Nigeria’s second largest airline Aero Contractors has laid off two-thirds of its workforce to save costs and prevent it from going under, a government agency official confirmed on Friday.
The company said in a letter to employees on Thursday that it was “constrained to place (them) under redundancy” because of “operational challenges” that had hit its finances.In all, more than 1,000 of the 1,500-strong workforce will lose their jobs, Jude Mwauzor, a spokesman for the Asset Management Corporation of Nigeria (AMCON), told AFP.
AMCON acquired Aero Contractors in 2011 because of mounting debts and a lack of aircraft to service its routes.The government agency last month also took over the country’s main private airline, Arik Air, to prevent it from going bust because of spiralling debts.
“The management did not want to continue to live a life of lies. It had to rationalise to save the airline because there were too many workers doing nothing,” Mwauzor said.”The airline does not have the funds to be paying redundant staff. Our position is that the management has to stabilise Aero and return it to efficiency and profitability,” he said.
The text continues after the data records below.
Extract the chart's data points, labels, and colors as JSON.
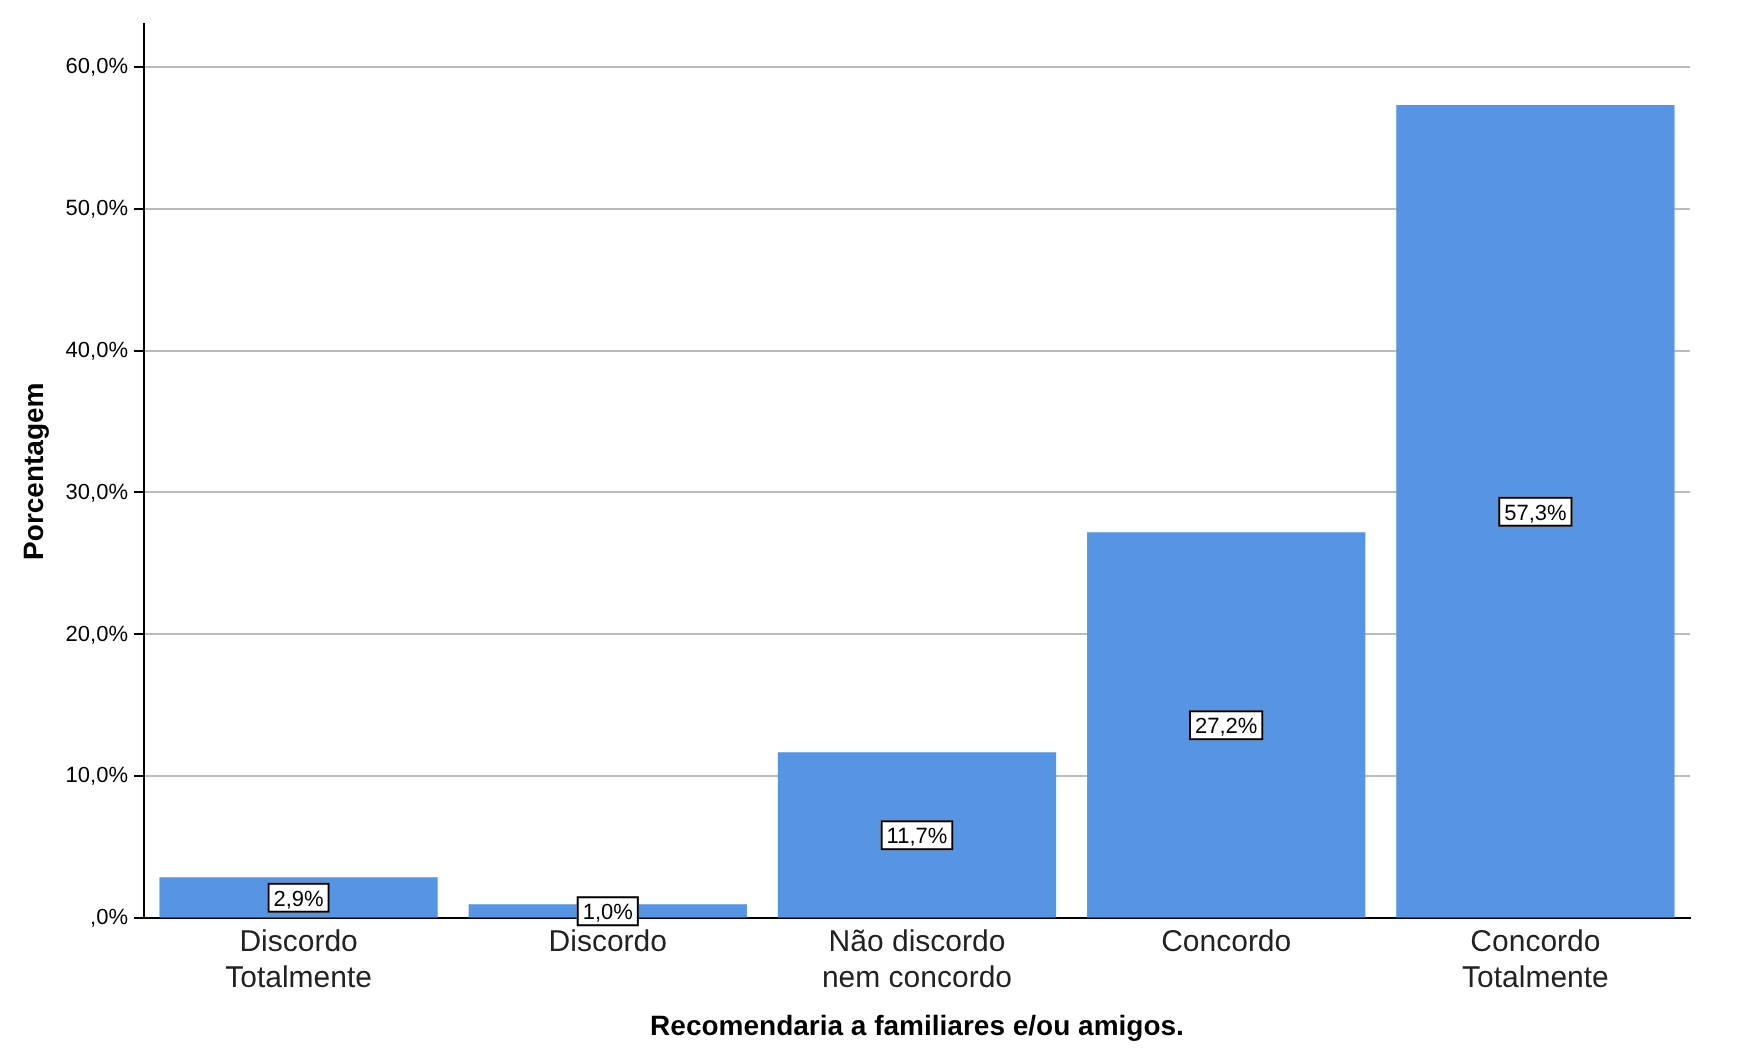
{
  "chart_data": {
    "type": "bar",
    "xlabel": "Recomendaria a familiares e/ou amigos.",
    "ylabel": "Porcentagem",
    "categories": [
      "Discordo\nTotalmente",
      "Discordo",
      "Não discordo\nnem concordo",
      "Concordo",
      "Concordo\nTotalmente"
    ],
    "values": [
      2.9,
      1.0,
      11.7,
      27.2,
      57.3
    ],
    "value_labels": [
      "2,9%",
      "1,0%",
      "11,7%",
      "27,2%",
      "57,3%"
    ],
    "color": "#5595e3",
    "ylim": [
      0,
      63
    ],
    "yticks": [
      {
        "value": 0,
        "label": ",0%"
      },
      {
        "value": 10,
        "label": "10,0%"
      },
      {
        "value": 20,
        "label": "20,0%"
      },
      {
        "value": 30,
        "label": "30,0%"
      },
      {
        "value": 40,
        "label": "40,0%"
      },
      {
        "value": 50,
        "label": "50,0%"
      },
      {
        "value": 60,
        "label": "60,0%"
      }
    ],
    "grid": "y",
    "legend": false
  }
}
In the letter, the management said it hoped that by reducing operational costs it would be able to beef up its fleet for passenger flights and helicopter services for the oil industry.It used to have seven planes but currently only operates two while the others are undergoing servicing and maintenance checks.
The layoffs “will also enable Aero have a more manageable and committed workforce in line with international best practices of 50 to 60 personnel to one”.Huge monthly salaries “will eventually kill the airline” if nothing was done, it added.Last year Aero suspended flights for four months because of funding problems linked to the lack of foreign currency caused by recession.
That has left airlines unable to pay fuel suppliers and in some cases landing charges at airports outside the country.
Arik, which has a 60 percent share of domestic flights in Nigeria, was taken over because it was unable to repay loans totalling 135 billion naira ($429 million, 400 million euros) by the end of 2016.Foreign creditors had also seized several of its aircraft.